Malheureusement, aujourd’hui c’est l’extérieur qui domine et le bombardement constant de stimuli exerce des influences conscientes ou inconscientes sur notre façon d’agir et de consommer. On est à ce point surstimulé qu’on en vient à perdre le contact avec soi-même, comme emporté par le flux constant d’informations et de sensations. On ressent des besoins qui n’existent pas, des désirs qui ne sont plus les nôtres et les problèmes sociaux et environnementaux que l’on connaît aujourd’hui ne sont certainement pas étrangers à tout cela. Nous n’avons qu’à penser au phénomène de la surconsommation (qui a des conséquences tragiques sur notre environnement) ou à celui de la mauvaise alimentation (responsables des épidémies d’obésité et de diabète, qui soit dit en passant frappent à un âge de plus en plus jeune).
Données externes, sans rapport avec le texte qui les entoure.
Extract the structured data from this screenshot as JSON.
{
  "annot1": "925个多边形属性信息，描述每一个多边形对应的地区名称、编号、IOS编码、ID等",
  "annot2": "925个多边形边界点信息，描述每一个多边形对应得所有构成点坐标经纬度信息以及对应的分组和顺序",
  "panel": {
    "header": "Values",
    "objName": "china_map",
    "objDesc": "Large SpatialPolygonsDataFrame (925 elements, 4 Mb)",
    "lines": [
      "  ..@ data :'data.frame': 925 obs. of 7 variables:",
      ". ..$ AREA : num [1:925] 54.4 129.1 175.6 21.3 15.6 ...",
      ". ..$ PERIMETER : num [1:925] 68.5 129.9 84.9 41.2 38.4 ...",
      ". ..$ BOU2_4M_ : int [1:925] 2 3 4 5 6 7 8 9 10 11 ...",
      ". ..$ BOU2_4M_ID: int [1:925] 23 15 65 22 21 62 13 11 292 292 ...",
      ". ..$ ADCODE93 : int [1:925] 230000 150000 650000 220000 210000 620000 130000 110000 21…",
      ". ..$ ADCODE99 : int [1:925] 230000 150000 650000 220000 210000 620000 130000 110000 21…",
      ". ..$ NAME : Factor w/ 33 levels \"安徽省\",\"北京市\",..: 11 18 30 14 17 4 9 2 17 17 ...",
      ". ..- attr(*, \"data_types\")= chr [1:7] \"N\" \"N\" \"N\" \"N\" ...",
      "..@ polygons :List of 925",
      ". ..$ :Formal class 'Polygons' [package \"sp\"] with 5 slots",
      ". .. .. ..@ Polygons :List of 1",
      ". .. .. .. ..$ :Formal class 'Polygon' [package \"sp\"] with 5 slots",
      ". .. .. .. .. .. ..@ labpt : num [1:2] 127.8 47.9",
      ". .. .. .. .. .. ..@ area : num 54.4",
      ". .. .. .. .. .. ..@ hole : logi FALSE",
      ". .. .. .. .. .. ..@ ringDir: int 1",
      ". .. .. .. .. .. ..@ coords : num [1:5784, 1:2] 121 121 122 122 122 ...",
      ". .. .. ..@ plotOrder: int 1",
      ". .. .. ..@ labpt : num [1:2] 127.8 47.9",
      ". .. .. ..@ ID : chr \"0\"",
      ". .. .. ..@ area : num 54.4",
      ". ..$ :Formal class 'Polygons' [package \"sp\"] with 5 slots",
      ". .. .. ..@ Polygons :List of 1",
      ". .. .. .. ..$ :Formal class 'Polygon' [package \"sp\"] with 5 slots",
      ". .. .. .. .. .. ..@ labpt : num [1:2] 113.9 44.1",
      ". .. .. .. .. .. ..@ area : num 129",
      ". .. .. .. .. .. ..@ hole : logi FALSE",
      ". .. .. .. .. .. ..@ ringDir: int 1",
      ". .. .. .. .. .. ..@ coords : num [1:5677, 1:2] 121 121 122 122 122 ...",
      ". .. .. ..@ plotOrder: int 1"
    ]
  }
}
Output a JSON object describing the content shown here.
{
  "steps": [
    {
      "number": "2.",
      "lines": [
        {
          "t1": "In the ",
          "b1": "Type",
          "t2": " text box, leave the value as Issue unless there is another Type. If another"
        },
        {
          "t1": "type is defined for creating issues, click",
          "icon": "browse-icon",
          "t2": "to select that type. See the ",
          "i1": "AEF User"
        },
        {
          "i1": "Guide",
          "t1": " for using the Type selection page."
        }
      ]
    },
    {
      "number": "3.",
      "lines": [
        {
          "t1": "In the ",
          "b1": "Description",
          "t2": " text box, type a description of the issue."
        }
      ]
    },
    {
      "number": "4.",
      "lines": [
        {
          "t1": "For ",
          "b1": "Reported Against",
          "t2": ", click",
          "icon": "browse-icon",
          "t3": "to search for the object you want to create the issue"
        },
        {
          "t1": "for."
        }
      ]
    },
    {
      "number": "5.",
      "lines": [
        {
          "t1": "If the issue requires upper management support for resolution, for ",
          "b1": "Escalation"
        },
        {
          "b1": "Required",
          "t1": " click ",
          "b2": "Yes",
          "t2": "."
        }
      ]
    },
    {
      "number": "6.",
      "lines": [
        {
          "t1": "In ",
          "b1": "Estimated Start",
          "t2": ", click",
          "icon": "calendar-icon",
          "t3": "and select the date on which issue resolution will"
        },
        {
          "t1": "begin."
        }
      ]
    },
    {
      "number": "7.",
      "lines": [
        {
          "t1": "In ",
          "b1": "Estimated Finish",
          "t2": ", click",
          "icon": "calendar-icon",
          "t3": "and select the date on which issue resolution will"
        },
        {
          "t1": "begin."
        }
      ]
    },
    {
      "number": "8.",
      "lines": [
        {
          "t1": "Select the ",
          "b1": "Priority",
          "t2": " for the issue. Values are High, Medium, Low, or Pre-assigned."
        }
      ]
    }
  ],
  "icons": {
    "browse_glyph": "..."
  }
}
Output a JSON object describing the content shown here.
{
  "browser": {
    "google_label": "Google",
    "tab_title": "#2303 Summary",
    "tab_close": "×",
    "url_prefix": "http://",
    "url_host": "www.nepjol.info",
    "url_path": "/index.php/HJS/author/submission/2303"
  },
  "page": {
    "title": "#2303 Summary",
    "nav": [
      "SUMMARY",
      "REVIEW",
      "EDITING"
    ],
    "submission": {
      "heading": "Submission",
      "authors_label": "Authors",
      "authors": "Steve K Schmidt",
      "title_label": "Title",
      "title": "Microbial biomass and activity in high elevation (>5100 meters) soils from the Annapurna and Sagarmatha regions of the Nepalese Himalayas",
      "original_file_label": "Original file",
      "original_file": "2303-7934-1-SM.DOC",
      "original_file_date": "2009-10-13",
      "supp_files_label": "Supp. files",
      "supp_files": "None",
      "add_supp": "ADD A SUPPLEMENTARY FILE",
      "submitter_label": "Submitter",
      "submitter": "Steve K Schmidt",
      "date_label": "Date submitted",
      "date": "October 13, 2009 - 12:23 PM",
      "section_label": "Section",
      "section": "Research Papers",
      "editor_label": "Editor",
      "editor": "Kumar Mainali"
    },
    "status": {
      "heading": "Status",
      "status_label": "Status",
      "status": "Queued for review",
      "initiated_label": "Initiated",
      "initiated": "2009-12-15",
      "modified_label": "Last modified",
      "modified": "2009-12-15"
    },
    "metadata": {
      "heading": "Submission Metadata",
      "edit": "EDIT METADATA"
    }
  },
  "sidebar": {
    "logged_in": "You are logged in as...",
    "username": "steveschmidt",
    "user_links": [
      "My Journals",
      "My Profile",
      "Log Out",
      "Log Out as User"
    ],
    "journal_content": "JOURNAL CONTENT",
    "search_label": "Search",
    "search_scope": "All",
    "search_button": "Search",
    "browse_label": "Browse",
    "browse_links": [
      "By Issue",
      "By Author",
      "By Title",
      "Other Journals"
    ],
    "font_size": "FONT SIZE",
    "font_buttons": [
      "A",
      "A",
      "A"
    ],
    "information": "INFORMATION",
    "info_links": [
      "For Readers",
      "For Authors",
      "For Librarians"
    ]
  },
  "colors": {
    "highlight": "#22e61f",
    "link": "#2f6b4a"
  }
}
C’est précisément là que « goûter le sans goût » prend toute sa signification. Le qigong aussi appelé neigong (« travail intérieur ») nous amène à se garder des stimulations extérieures pour se concentrer à l’interne. On vient à développer une capacité de détachement, une sorte d’indépendance du corps et de l’esprit face aux stimulations externes.

Nos choix et nos jugements deviennent plus éclairés et plus intuitifs. La sensation d’être en contact avec soi-même, en maîtrise de sa santé psychophysique, et tout le bien-être qui en découle, c’est là un plaisir beaucoup plus riche et durable que ce que nous apportent les biens matériels. Décidément, à une époque où la remise en question de notre rapport avec l’environnement est devenue une chose inévitable, voir vitale pour les générations futures, nous ne pouvons qu’espérer que plus de gens renouent avec les sagesses traditionnelles et réintègrent à leur vie le principe de « goûter le sans-goût ».